The term "Albion's cliffs," which is usually appropriated to the steeps that bound the sea-shore, is applied by Pope to the hills about Windsor.
[8] The expression in this verse is philosophically just. True wisdom is the knowledge of ourselves, which terminates in a conviction of our absolute insignificancy with respect to God, and our relative inferiority in many instances to the accomplishments of our own species: and power is encompassed with such a multiplicity of dangerous temptations as to be almost incompatible with virtue. A passage in Lucan, viii. 493, is very apposite:
exeat aula
Qui vult esse pius. Virtus et summa potestas
Non coëunt.
He who would spotless live from courts must go:
No union power supreme and virtue know.—Wakefield.
[9] Waller, The Maid's Tragedy Altered:
Happy is she that from the world retires,
And carries with her what the world admires.—Wilkes.

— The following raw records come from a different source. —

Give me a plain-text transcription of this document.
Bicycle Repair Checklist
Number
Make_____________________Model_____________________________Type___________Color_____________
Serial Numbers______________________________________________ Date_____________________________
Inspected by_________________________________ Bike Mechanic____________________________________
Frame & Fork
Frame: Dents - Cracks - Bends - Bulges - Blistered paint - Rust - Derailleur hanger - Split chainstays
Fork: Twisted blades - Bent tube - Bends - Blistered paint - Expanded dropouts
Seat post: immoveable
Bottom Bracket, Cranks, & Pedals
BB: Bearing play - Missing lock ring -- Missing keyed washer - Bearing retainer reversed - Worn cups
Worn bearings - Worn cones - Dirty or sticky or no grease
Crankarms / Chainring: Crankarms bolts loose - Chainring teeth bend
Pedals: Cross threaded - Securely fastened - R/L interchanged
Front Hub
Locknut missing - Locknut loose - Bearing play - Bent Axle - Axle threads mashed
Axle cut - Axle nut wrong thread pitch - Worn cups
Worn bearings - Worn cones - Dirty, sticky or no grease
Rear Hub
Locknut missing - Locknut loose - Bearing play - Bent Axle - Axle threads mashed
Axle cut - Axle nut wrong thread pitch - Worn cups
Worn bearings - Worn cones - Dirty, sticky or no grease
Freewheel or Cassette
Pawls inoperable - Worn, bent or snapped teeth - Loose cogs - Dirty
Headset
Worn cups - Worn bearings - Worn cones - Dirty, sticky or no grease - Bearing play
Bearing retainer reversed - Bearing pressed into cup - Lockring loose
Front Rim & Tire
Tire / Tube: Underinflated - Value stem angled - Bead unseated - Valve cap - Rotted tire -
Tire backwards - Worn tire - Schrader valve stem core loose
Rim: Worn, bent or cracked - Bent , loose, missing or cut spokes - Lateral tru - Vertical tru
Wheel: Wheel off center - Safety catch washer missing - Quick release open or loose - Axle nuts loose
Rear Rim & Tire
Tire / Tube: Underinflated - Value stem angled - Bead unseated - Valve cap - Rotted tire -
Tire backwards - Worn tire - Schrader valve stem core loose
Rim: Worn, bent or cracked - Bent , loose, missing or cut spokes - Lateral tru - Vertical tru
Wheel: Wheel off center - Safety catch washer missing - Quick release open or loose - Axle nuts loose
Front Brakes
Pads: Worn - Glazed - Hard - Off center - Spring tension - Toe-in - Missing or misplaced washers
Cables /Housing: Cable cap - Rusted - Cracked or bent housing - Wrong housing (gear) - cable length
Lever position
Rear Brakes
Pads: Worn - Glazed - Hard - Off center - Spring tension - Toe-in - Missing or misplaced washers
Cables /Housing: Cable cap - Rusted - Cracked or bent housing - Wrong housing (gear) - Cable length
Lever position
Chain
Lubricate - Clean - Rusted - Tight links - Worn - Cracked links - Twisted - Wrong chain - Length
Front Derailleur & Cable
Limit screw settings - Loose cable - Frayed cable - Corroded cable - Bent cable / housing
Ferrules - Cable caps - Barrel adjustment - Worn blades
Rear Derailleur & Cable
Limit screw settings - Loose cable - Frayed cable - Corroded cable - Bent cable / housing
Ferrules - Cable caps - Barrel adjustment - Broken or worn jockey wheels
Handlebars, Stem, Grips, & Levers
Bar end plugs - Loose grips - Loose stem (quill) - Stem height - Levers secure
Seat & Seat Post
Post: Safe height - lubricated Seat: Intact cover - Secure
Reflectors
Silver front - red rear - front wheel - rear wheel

[10] Sir W. Trumbull was born in Windsor-forest, to which he retreated after he had resigned the post of secretary of state of King William III.—Pope.
The address to Trumbull was not in the original manuscript which passed through his hands, and the lines were probably added when the Pastorals were prepared for the press. "Little Pope," wrote Sir William to the Rev. Ralph Bridges on May 2, 1709, "was here two days ago, always full of poetry and services to Mr. Bridges. I saw in the advertisement, after he was gone, the Miscellany is published, or publishing, by Jacob Tonson, wherein are his Pastorals, and which is worse, I am told one of them is inscribed to my worship." A more inappropriate panegyric could not have been devised than to pretend that Trumbull was among poets what the nightingale was among birds. The retired statesman had a true taste for literature, but his efforts as a versifier had been limited to a dozen lines translated from Martial.
[11] Warton observes that the nightingale does not sing till the other birds are at rest. This is a mistake; the nightingale sings by day as well as at night, but the expressions "to rest removes" and "forsaken groves" give an idea of evening, in which case there would be certainly an error in making the thrush "chant" after the nightingale. As to the thrush being "charmed to silence" at any time by the nightingale, and the "aërial audience" applauding, it is allowable as a fanciful allusion, perhaps, though the circumstance is contrary to nature and fact.—Bowles.
[12] Concanen, in a pamphlet called A Supplement to the Profound, objected to the use of an image borrowed from the theatre, and Pope, in vindication of his line, has written "Dryden" in the margin, alluding doubtless to a couplet in Dryden's verses to the Duchess of York:
Each poet of the air her glory sings
And round him the pleased audience clap their wings.